Good luck boxing Milo in. I’ve been listening to the EPs on repeat for days and am still reeling, still trying to synthesize what he’s talking about. He doesn’t really bother with song structure, hooks, or trying to retain any sense of cohesiveness (he even admits “wish[ing] [he] was better at songwriting”). In his unflinching monotone, Milo poisons all seemingly calm and uniform water in the “aquifer with awkward non-sequiturs. Wherever his mind wants to go, he follows. A jump from talking about Steve Martin playing the banjo to the Teenage Mutan Ninja Turtles living in the sewer is commonplace with Milo, not an oddity. Sometimes even he has trouble figuring it out: “I’m getting confused/One of these internal monologues wasn’t meant for you” (“folk-metaphysics”).

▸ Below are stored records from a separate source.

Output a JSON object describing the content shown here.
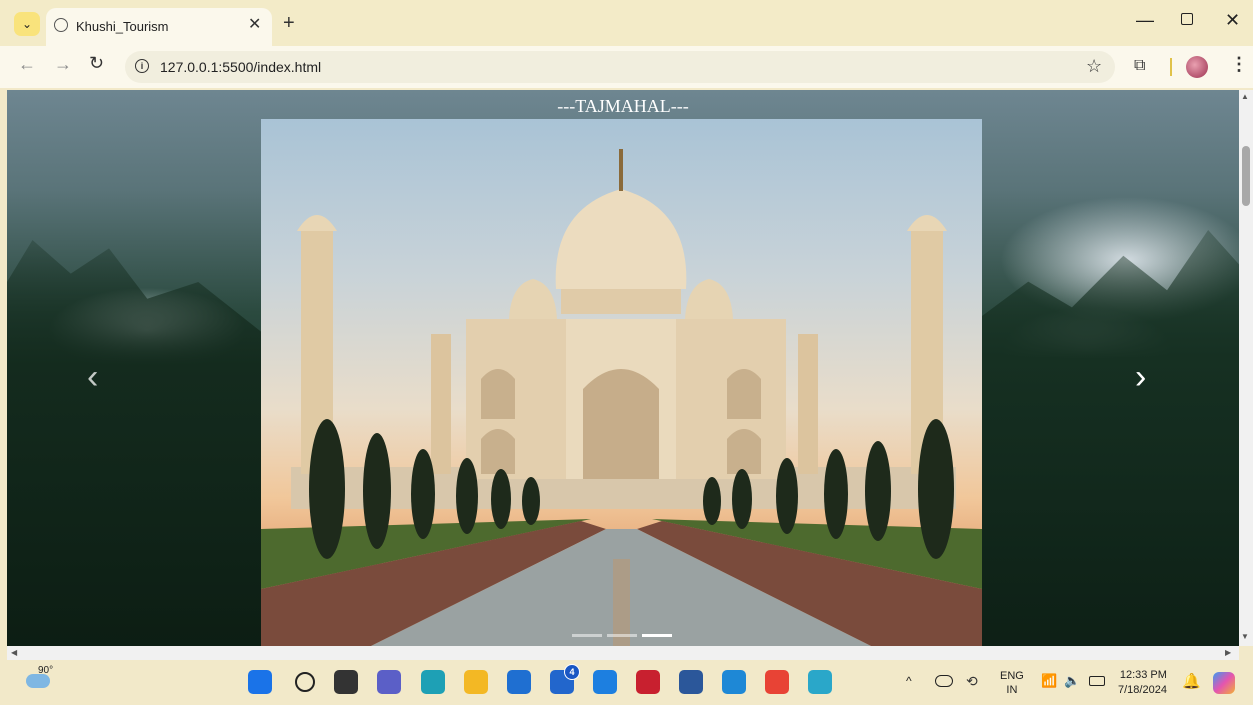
{
  "browser": {
    "tab_title": "Khushi_Tourism",
    "url": "127.0.0.1:5500/index.html"
  },
  "page": {
    "slide_heading": "---TAJMAHAL---",
    "carousel": {
      "indicator_count": 3,
      "active_index": 2
    }
  },
  "taskbar": {
    "weather_temp": "90°",
    "apps": [
      {
        "name": "start-icon",
        "color": "#1a73e8"
      },
      {
        "name": "search-icon",
        "color": "#222222"
      },
      {
        "name": "task-view-icon",
        "color": "#333333"
      },
      {
        "name": "teams-icon",
        "color": "#5b5fc7"
      },
      {
        "name": "edge-icon",
        "color": "#1ea0b5"
      },
      {
        "name": "file-explorer-icon",
        "color": "#f3b824"
      },
      {
        "name": "store-icon",
        "color": "#1f6fd1"
      },
      {
        "name": "launcher-icon",
        "color": "#2266cc"
      },
      {
        "name": "circle-app-icon",
        "color": "#1d7fe0"
      },
      {
        "name": "mcafee-icon",
        "color": "#c8202f"
      },
      {
        "name": "word-icon",
        "color": "#2b579a"
      },
      {
        "name": "vscode-icon",
        "color": "#1e88d6"
      },
      {
        "name": "chrome-icon",
        "color": "#e84335"
      },
      {
        "name": "snipping-tool-icon",
        "color": "#2aa7c9"
      }
    ],
    "launcher_badge": "4",
    "language": "ENG",
    "region": "IN",
    "time": "12:33 PM",
    "date": "7/18/2024"
  }
}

Milo’s music might seem daunting—I’ve hardly read any Bertrand Russell and had to Google Nicholas Flamel when Milo dropped his name. Some might argue that Milo sounds overly pretentious and solipsistic. After all, references to Gonjasufi’s rasp, Kierkegaard, and Arthur Schopenhauer are balanced with surrealistic visions of the floating tongue of Danny Brown and references to Cribbage, Dragonball Z and Sailor Moon, ’90s WWF icons, and Ra’s Al Ghul’s facial hair.

As far as Milo’s music being difficult, daunting, or unapproachable, I say sack up, read more, and go buy all of Aes Rock’s records—you should have them anyway. With regard to his being pretentious, he unapologetically acknowledges and owns that fact. For a man who may or may not date Don DeLillo’s daughter (I don’t know if he actually has one), being a pimp in his own rhyme equates with dropping every reference at his disposal and openly embracing his Id in the world of “meta-postmodernity.” As far as solipsism is concerned—he admits to that too—people say the same thing about Woody Allen. And, as I say to his detractors: If it came from his head, how could it not be solipsistic?

Damn, Milo—now I feel pretentious. “I just want to [write about] rap good and not sell bread sticks.” Probably should’ve made more Kitty Pryde references. So it goes.